Unless Western aid can bypass Hamas and be delivered to millions of poor Palestinians, there will be chaos in the streets and no peace, Middle East envoy James D. Wolfensohn told Congress Wednesday.
"I do not believe you can have a million starving Palestinians and have peace," Wolfensohn said.
His own future uncertain — the former international banker and Wall Street financier said he is considering stepping down — Wolfensohn told the Senate Foreign Relations Committee that it may take months to find a way to help the Palestinians without dealing with a Hamas-led government.

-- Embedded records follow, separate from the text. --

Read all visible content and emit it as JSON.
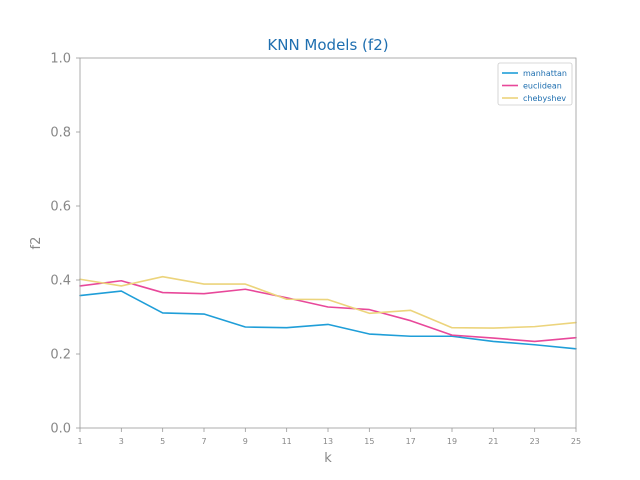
{
  "chart_data": {
    "type": "line",
    "title": "KNN Models (f2)",
    "xlabel": "k",
    "ylabel": "f2",
    "x": [
      1,
      3,
      5,
      7,
      9,
      11,
      13,
      15,
      17,
      19,
      21,
      23,
      25
    ],
    "xlim": [
      1,
      25
    ],
    "ylim": [
      0,
      1
    ],
    "yticks": [
      "0.0",
      "0.2",
      "0.4",
      "0.6",
      "0.8",
      "1.0"
    ],
    "grid": false,
    "legend_position": "top-right",
    "series": [
      {
        "name": "manhattan",
        "color": "#1f9ed8",
        "values": [
          0.358,
          0.37,
          0.311,
          0.308,
          0.273,
          0.271,
          0.28,
          0.254,
          0.248,
          0.248,
          0.234,
          0.225,
          0.214
        ]
      },
      {
        "name": "euclidean",
        "color": "#e8489a",
        "values": [
          0.384,
          0.398,
          0.366,
          0.363,
          0.375,
          0.352,
          0.327,
          0.32,
          0.29,
          0.251,
          0.243,
          0.234,
          0.244
        ]
      },
      {
        "name": "chebyshev",
        "color": "#ecd47c",
        "values": [
          0.402,
          0.384,
          0.409,
          0.389,
          0.389,
          0.348,
          0.347,
          0.31,
          0.318,
          0.271,
          0.27,
          0.274,
          0.285
        ]
      }
    ]
  }
}
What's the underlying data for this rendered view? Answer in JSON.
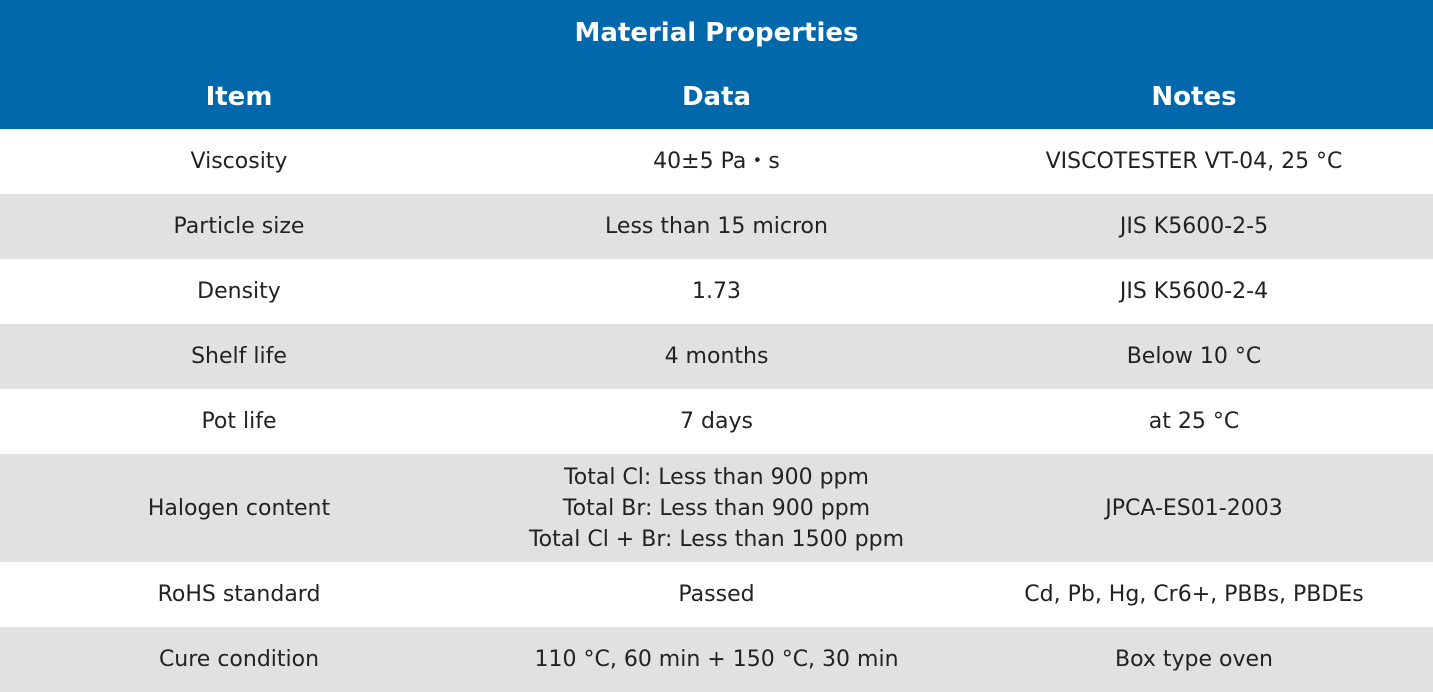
{
  "table": {
    "title": "Material Properties",
    "columns": [
      "Item",
      "Data",
      "Notes"
    ],
    "rows": [
      {
        "item": "Viscosity",
        "data": [
          "40±5 Pa・s"
        ],
        "notes": "VISCOTESTER VT-04, 25 °C"
      },
      {
        "item": "Particle size",
        "data": [
          "Less than 15 micron"
        ],
        "notes": "JIS K5600-2-5"
      },
      {
        "item": "Density",
        "data": [
          "1.73"
        ],
        "notes": "JIS K5600-2-4"
      },
      {
        "item": "Shelf life",
        "data": [
          "4 months"
        ],
        "notes": "Below 10 °C"
      },
      {
        "item": "Pot life",
        "data": [
          "7 days"
        ],
        "notes": "at 25 °C"
      },
      {
        "item": "Halogen content",
        "data": [
          "Total Cl: Less than 900 ppm",
          "Total Br: Less than 900 ppm",
          "Total Cl + Br: Less than 1500 ppm"
        ],
        "notes": "JPCA-ES01-2003"
      },
      {
        "item": "RoHS standard",
        "data": [
          "Passed"
        ],
        "notes": "Cd, Pb, Hg, Cr6+, PBBs, PBDEs"
      },
      {
        "item": "Cure condition",
        "data": [
          "110 °C, 60 min + 150 °C, 30 min"
        ],
        "notes": "Box type oven"
      }
    ]
  },
  "colors": {
    "header_bg": "#0068ab",
    "header_text": "#ffffff",
    "row_white": "#ffffff",
    "row_gray": "#e1e1e1",
    "body_text": "#222222"
  }
}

Hanging in the balance, he said, are the lives of millions of Palestinians, the stability of the region and a stalled Mideast peace process. Still, Wolfensohn endorsed the principle of not dealing with a Hamas-led government unless Hamas renounces terror and accepts Israel's right to exist.
The so-called Quartet of the United States, the European Union, Russia and the United Nations, which is promoting a blueprint for peacemaking between the Palestinians and Israel, has made clear that Hamas must commit to nonviolence, Wolfensohn said.
"I agree with this position unequivocally," he testified.
Wolfensohn, who represents the Quartet, said it could take weeks if not months to devise a method of delivering assistance to the Palestinian people.
"We need time to determine the principles involved in dealing with the essential issue of the livelihood of the Palestinians," he said.
Wolfensohn stressed that the task, which he said could involve the United Nations, private relief groups and churches, was urgent.
"If you have a million Palestinian kids in the streets how can you have peace?" he asked. "Kids won't have schools and there will be chaos in the streets."
At the same time, Wolfensohn said he did not agree with the view expressed by some experts that Hamas, which scored an overwhelming victory in parliamentary elections in January, would turn out to be incompetent in governing and would be removed.
"I don't think the Palestinians will throw them out," he said.
Asked about reports he would leave his post, Wolfensohn said he had not decided but was considering it. Without elaborating, he told the committee the purpose of the job he has held for a year had become unclear, and that at his age — 72 — he was thinking of how best to use his remaining years.
Testifying on the security situation in Palestinian areas, Lt. Gen. Keith W. Dayton said he had avoided all contact with Hamas in advising Israel and the Palestinians on ways to maintain order.
He described Hamas militia as "very lethal and very dangerous" and said its election makes establishing security "enormously difficult."
While it is not clear how the situation with a Hamas-led government will develop, it "may derail our efforts," Dayton said.